The proposed order, dated Oct. 29, grew out of a decision by the Bush administration early this year to block the release of 68,000 pages of
confidential communications between President Ronald Reagan and his advisers that officials at the National Archives, including the Reagan library,
had wanted to make public.
Relying on an obscure executive order that Reagan issued just before leaving office, White House counsel Alberto R. Gonzales prescribed a series of
delays so that Bush could decide whether to invoke "a constitutionally based privilege or take other appropriate action."
The papers in question, some dealing with Reagan-era officials who now have high posts in the Bush administration, were to have been disclosed last
January under the 1978 law, which said that the documents could be restricted at the most for 12 years after Reagan left office.
The new executive order would replace the 1989 Reagan decree and cover not only confidential communications between a president and his advisers but,
as Graham put it, "almost anything in the White House files."
For 12-year-old documents that are not covered by "constitutionally based privileges" but are subject to requests under the Freedom of Information
Act, the order states that the archivist "must withhold" them if possible.
For records that might be privileged as state secrets, confidential communications, attorney-client communications, or "deliberative process"
materials, a requester must establish "specific need" for them "as a threshold matter."
A former president would then review them and tell the archivist whether they should be withheld or made public.

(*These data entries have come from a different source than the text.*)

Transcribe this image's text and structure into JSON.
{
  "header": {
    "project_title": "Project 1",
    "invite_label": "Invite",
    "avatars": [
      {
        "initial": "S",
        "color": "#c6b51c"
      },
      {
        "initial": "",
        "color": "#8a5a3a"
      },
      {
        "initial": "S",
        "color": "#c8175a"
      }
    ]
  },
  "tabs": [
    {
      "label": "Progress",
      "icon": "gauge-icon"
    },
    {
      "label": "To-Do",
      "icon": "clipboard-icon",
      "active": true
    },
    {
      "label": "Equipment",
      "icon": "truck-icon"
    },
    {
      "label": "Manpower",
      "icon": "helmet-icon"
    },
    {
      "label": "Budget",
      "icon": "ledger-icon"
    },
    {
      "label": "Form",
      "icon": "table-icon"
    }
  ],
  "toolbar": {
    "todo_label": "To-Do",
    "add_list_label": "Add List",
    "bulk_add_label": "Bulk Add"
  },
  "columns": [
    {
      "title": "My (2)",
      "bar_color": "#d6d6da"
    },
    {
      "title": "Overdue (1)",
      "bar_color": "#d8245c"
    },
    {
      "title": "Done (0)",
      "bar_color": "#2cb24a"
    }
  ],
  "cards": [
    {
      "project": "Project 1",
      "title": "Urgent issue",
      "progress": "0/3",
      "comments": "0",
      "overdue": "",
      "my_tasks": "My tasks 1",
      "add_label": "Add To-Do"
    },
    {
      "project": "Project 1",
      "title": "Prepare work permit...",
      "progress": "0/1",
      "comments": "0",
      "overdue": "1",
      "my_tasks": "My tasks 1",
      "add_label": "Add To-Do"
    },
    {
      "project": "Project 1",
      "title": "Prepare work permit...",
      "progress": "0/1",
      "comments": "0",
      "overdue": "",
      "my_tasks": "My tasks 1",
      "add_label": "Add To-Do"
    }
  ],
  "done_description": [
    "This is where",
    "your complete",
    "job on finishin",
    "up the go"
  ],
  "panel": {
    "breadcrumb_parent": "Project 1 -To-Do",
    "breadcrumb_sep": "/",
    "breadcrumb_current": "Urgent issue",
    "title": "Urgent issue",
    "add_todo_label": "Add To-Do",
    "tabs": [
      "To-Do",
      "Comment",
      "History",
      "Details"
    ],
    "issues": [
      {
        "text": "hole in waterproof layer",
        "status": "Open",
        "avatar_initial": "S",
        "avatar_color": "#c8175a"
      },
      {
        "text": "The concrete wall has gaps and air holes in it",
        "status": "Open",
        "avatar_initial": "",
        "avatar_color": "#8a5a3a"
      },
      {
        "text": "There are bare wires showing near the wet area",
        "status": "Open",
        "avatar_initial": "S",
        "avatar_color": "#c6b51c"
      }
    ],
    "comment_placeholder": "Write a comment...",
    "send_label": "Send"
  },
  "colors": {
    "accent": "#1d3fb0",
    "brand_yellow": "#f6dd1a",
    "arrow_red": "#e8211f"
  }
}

The incumbent president or a designee
would then look at them to see if he or she agrees with the ex-president's decision. Unless both agree they should be made public, the records will
remain secret unless "a final court order" should require disclosure.
"Absent compelling circumstances," the incumbent president will concur in the former president's privilege decision, the draft order states. But if
the incumbent president does not agree on a former president's decision to grant access, "the incumbent president may independently order the
archivist to withhold privileged records."
The order would work "like a one-way ratchet," said Scott Nelson, an attorney for the Public Citizen Litigation Group. "If the former president
says the records are privileged, they will remain secret even if the sitting president disagrees. If the sitting president says they should be
privileged, they remain secret even if the former president disagrees."